Here is my take on it:
The Catechism lists 5 precepts (CCC 2041-2043) but I had also always heard it stated as 6 precepts.
The concept of the precepts goes back to at least the Council of Trent (1545-1563 A.D.) but the Council issued no official list. Various lists through the centuries have contained anywhere from 5 to 10 precepts.
I’ve seen them listed differently in several different sources:
Daily Roman Missal (published in 2002) lists them as:
- “You shall attend Mass on Sundays and holy days of obligation.”
- “You shall confess your sins at least once a year.”
- “You shall humbly receive your Creator in Holy Communion at least during the Easter season.”
- “You shall keep holy the holy days of obligation.”
- “You shall observe the prescribed days of fasting and abstinence.”
- “You shall provide for the material needs of the Church.”
1962 Roman Catholic Daily Missal (published in 2005) lists them as:
- “To hear Mass on Sundays and hold days of obligation”
- 'To fast and abstain of the days commanded."
- “To confess our sins at least once a year.”
- “To receive the Blessed Eucharist at Easter or within the time appointed”
- “To contribute to the support of our Pastors”

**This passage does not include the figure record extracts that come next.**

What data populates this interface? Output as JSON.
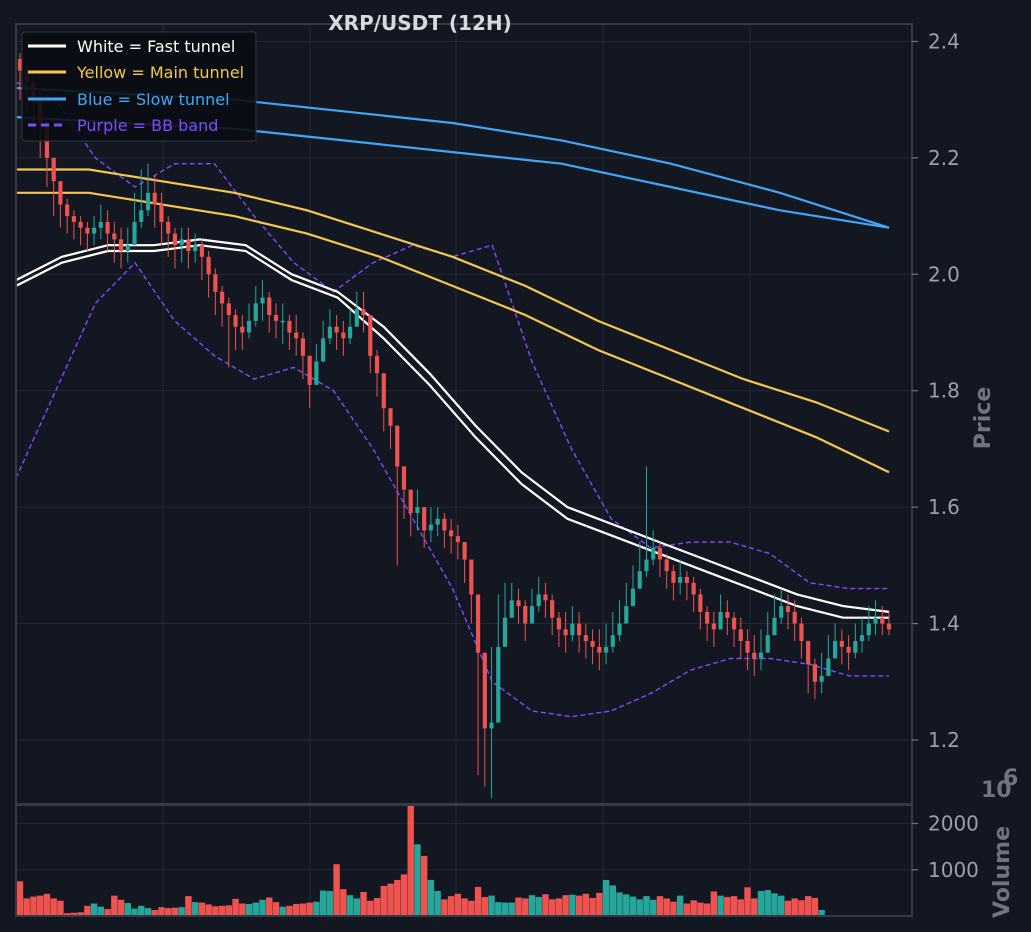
{
  "chart_data": {
    "type": "candlestick",
    "title": "XRP/USDT (12H)",
    "ylabel": "Price",
    "ylim": [
      1.09,
      2.43
    ],
    "yticks": [
      "2.4",
      "2.2",
      "2.0",
      "1.8",
      "1.6",
      "1.4",
      "1.2"
    ],
    "grid": true,
    "legend_position": "top-left",
    "legend": [
      {
        "label": "White = Fast tunnel",
        "color": "#ffffff",
        "style": "solid"
      },
      {
        "label": "Yellow = Main tunnel",
        "color": "#f5c84c",
        "style": "solid"
      },
      {
        "label": "Blue = Slow tunnel",
        "color": "#42a5f5",
        "style": "solid"
      },
      {
        "label": "Purple = BB band",
        "color": "#7c4dff",
        "style": "dashed"
      }
    ],
    "colors": {
      "up": "#26a69a",
      "down": "#ef5350",
      "fast": "#ffffff",
      "main": "#f5c84c",
      "slow": "#42a5f5",
      "bb": "#7c4dff"
    },
    "candle_count": 120,
    "close": [
      2.35,
      2.33,
      2.3,
      2.26,
      2.2,
      2.16,
      2.12,
      2.1,
      2.09,
      2.08,
      2.07,
      2.08,
      2.09,
      2.07,
      2.06,
      2.04,
      2.05,
      2.09,
      2.11,
      2.14,
      2.12,
      2.09,
      2.07,
      2.05,
      2.06,
      2.04,
      2.05,
      2.03,
      2.0,
      1.97,
      1.95,
      1.93,
      1.91,
      1.9,
      1.92,
      1.95,
      1.96,
      1.93,
      1.92,
      1.92,
      1.9,
      1.89,
      1.86,
      1.81,
      1.85,
      1.89,
      1.91,
      1.9,
      1.89,
      1.91,
      1.94,
      1.93,
      1.86,
      1.83,
      1.77,
      1.74,
      1.67,
      1.63,
      1.59,
      1.6,
      1.56,
      1.57,
      1.58,
      1.56,
      1.55,
      1.54,
      1.51,
      1.45,
      1.35,
      1.22,
      1.23,
      1.36,
      1.41,
      1.44,
      1.43,
      1.4,
      1.43,
      1.45,
      1.44,
      1.41,
      1.39,
      1.38,
      1.4,
      1.38,
      1.37,
      1.36,
      1.35,
      1.36,
      1.38,
      1.4,
      1.43,
      1.46,
      1.49,
      1.51,
      1.53,
      1.51,
      1.49,
      1.47,
      1.48,
      1.47,
      1.45,
      1.42,
      1.4,
      1.39,
      1.42,
      1.41,
      1.39,
      1.37,
      1.35,
      1.34,
      1.35,
      1.38,
      1.41,
      1.43,
      1.42,
      1.4,
      1.37,
      1.33,
      1.3,
      1.31,
      1.34,
      1.37,
      1.36,
      1.35,
      1.37,
      1.38,
      1.4,
      1.41,
      1.4,
      1.39
    ],
    "high": [
      2.38,
      2.36,
      2.34,
      2.31,
      2.26,
      2.2,
      2.16,
      2.13,
      2.11,
      2.1,
      2.09,
      2.1,
      2.12,
      2.11,
      2.09,
      2.08,
      2.08,
      2.14,
      2.18,
      2.19,
      2.17,
      2.14,
      2.1,
      2.08,
      2.08,
      2.08,
      2.07,
      2.06,
      2.04,
      2.01,
      1.98,
      1.96,
      1.94,
      1.93,
      1.95,
      1.98,
      1.99,
      1.97,
      1.95,
      1.95,
      1.93,
      1.93,
      1.9,
      1.86,
      1.88,
      1.92,
      1.94,
      1.93,
      1.92,
      1.94,
      1.97,
      1.97,
      1.92,
      1.87,
      1.82,
      1.77,
      1.71,
      1.66,
      1.62,
      1.63,
      1.6,
      1.6,
      1.6,
      1.59,
      1.58,
      1.57,
      1.54,
      1.5,
      1.45,
      1.35,
      1.36,
      1.45,
      1.47,
      1.47,
      1.46,
      1.44,
      1.46,
      1.48,
      1.47,
      1.45,
      1.42,
      1.42,
      1.43,
      1.42,
      1.4,
      1.39,
      1.39,
      1.4,
      1.42,
      1.44,
      1.47,
      1.5,
      1.54,
      1.67,
      1.56,
      1.54,
      1.52,
      1.5,
      1.51,
      1.49,
      1.48,
      1.46,
      1.43,
      1.42,
      1.45,
      1.44,
      1.42,
      1.41,
      1.39,
      1.38,
      1.39,
      1.42,
      1.45,
      1.46,
      1.45,
      1.44,
      1.41,
      1.37,
      1.34,
      1.35,
      1.38,
      1.4,
      1.39,
      1.38,
      1.4,
      1.41,
      1.43,
      1.44,
      1.43,
      1.42
    ],
    "low": [
      2.3,
      2.28,
      2.25,
      2.2,
      2.15,
      2.1,
      2.08,
      2.07,
      2.06,
      2.05,
      2.04,
      2.05,
      2.06,
      2.04,
      2.02,
      2.01,
      2.02,
      2.06,
      2.08,
      2.1,
      2.08,
      2.05,
      2.03,
      2.01,
      2.02,
      2.01,
      2.02,
      1.99,
      1.96,
      1.93,
      1.91,
      1.84,
      1.87,
      1.87,
      1.89,
      1.91,
      1.92,
      1.9,
      1.89,
      1.88,
      1.87,
      1.86,
      1.82,
      1.77,
      1.81,
      1.86,
      1.88,
      1.87,
      1.86,
      1.88,
      1.91,
      1.9,
      1.83,
      1.79,
      1.73,
      1.7,
      1.5,
      1.58,
      1.55,
      1.56,
      1.53,
      1.54,
      1.55,
      1.53,
      1.52,
      1.51,
      1.47,
      1.4,
      1.14,
      1.12,
      1.1,
      1.32,
      1.38,
      1.41,
      1.4,
      1.37,
      1.4,
      1.42,
      1.41,
      1.38,
      1.36,
      1.35,
      1.37,
      1.35,
      1.34,
      1.33,
      1.32,
      1.33,
      1.35,
      1.37,
      1.4,
      1.43,
      1.46,
      1.48,
      1.5,
      1.48,
      1.46,
      1.44,
      1.45,
      1.44,
      1.42,
      1.39,
      1.37,
      1.36,
      1.39,
      1.38,
      1.36,
      1.34,
      1.32,
      1.31,
      1.32,
      1.35,
      1.38,
      1.4,
      1.39,
      1.37,
      1.34,
      1.28,
      1.27,
      1.28,
      1.31,
      1.34,
      1.33,
      1.32,
      1.34,
      1.35,
      1.37,
      1.38,
      1.38,
      1.38
    ],
    "fast_tunnel": [
      [
        1.99,
        2.03,
        2.05,
        2.05,
        2.06,
        2.05,
        2.0,
        1.97,
        1.91,
        1.83,
        1.74,
        1.66,
        1.6,
        1.57,
        1.54,
        1.51,
        1.48,
        1.45,
        1.43,
        1.42
      ],
      [
        1.98,
        2.02,
        2.04,
        2.04,
        2.05,
        2.04,
        1.99,
        1.96,
        1.89,
        1.81,
        1.72,
        1.64,
        1.58,
        1.55,
        1.52,
        1.49,
        1.46,
        1.43,
        1.41,
        1.41
      ]
    ],
    "main_tunnel": [
      [
        2.18,
        2.18,
        2.16,
        2.14,
        2.11,
        2.07,
        2.03,
        1.98,
        1.92,
        1.87,
        1.82,
        1.78,
        1.73
      ],
      [
        2.14,
        2.14,
        2.12,
        2.1,
        2.07,
        2.03,
        1.98,
        1.93,
        1.87,
        1.82,
        1.77,
        1.72,
        1.66
      ]
    ],
    "slow_tunnel": [
      [
        2.32,
        2.31,
        2.3,
        2.28,
        2.26,
        2.23,
        2.19,
        2.14,
        2.08
      ],
      [
        2.27,
        2.26,
        2.25,
        2.23,
        2.21,
        2.19,
        2.15,
        2.11,
        2.08
      ]
    ],
    "bb_upper": [
      2.33,
      2.3,
      2.2,
      2.15,
      2.19,
      2.19,
      2.1,
      2.02,
      1.97,
      2.02,
      2.05,
      2.03,
      2.05,
      1.85,
      1.7,
      1.58,
      1.53,
      1.54,
      1.54,
      1.52,
      1.47,
      1.46,
      1.46
    ],
    "bb_lower": [
      1.65,
      1.8,
      1.95,
      2.02,
      1.92,
      1.86,
      1.82,
      1.84,
      1.8,
      1.7,
      1.58,
      1.46,
      1.3,
      1.25,
      1.24,
      1.25,
      1.28,
      1.32,
      1.34,
      1.34,
      1.33,
      1.31,
      1.31
    ],
    "volume": {
      "label": "Volume",
      "exponent": "6",
      "yticks": [
        "2000",
        "1000"
      ],
      "ylim": [
        0,
        2400
      ],
      "values": [
        750,
        380,
        420,
        440,
        480,
        380,
        330,
        60,
        70,
        80,
        220,
        270,
        200,
        150,
        440,
        350,
        280,
        160,
        220,
        170,
        130,
        190,
        170,
        180,
        190,
        430,
        300,
        290,
        250,
        210,
        220,
        230,
        370,
        270,
        260,
        290,
        350,
        400,
        300,
        200,
        220,
        260,
        270,
        290,
        310,
        550,
        540,
        1120,
        580,
        450,
        380,
        520,
        330,
        390,
        650,
        700,
        780,
        900,
        2380,
        1550,
        1300,
        780,
        540,
        360,
        430,
        480,
        380,
        330,
        630,
        410,
        440,
        300,
        290,
        290,
        400,
        380,
        450,
        410,
        470,
        360,
        380,
        450,
        460,
        440,
        480,
        390,
        500,
        780,
        660,
        510,
        470,
        420,
        360,
        430,
        350,
        430,
        380,
        310,
        440,
        270,
        340,
        290,
        270,
        530,
        440,
        410,
        430,
        360,
        620,
        380,
        540,
        560,
        490,
        440,
        330,
        380,
        340,
        430,
        390,
        130
      ]
    }
  }
}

- “Not to solemnize marriages at the forbidden times; nor to marry persons within the forbidden degrees of kindred, or otherwise prohibited by the Church, nor secretly.”
1945 Saint Andrew Daily Missal (published in 1998 as an reprint of a 1945 book) lists them as:
- “Attend Mass and abstain from servile work on Sundays, and Holy days of obligation.”
- “Fast and abstain on the days appointed”
- “Confess thy sins at least once a year.”
- “Receive Holly Communion at Easter time.”
- “Contribute to the support of the Church.”
The 3rd Plenary Council of Baltimore in 1884 issued it’s own list:
- “to keep the Sundays and Holy Days of obligation holy, by hearing Mass and resting from servile work”
- “to keep the days of fasting and abstinence appointed by the Church”
- “to go to confession at least once a year;to receive the Blessed Sacrament at least once a year and that at Easter or thereabouts”
- “to contribute to the support of our pastors”
- “not to marry within a certain degree of kindred nor to solemnize marriage at the forbidden times.”
and in 1973 I believe the United States Conference of Catholic Bishops (then called the NCCB) added:
6. " to join in the missionary spirit and apostolate of the Church."
All of the lists are similar but ordered and grouped differently and some contain precepts not found in others. If you look at passages in the Catechism you will see several footnotes where the CCC is just quoting it’s list of Precepts from 2 sources - CIC and CCEO. These are the 1983 Code of Canon Law and the 1990 Code of Canons of the Eastern Churches. These were the source for the Precepts for the Catechism and most likely the Daily Roman Missal.
The 1962 and 1945 Missals on the other hand would most likely have gotten their lists of precepts from the 1917 Code of Canon Law.
I don’t have any copies of any of the Codes of Canon Law but my guess is that it just mentions the precepts of the Church in a paragraph and not a numbered list. And everyone just orders and groups them as they see fit.
So, these 3 books of Church laws are the ultimate source of the modern lists of the precepts. The problem is that there is no set list of the precepts in any of these books. They merely give the rights and the duties of all of the faithful. And people have taken some of the things that the Church says we are responsible for from these books and composed lists of precepts. But, different people naturally choose different things and state them differently.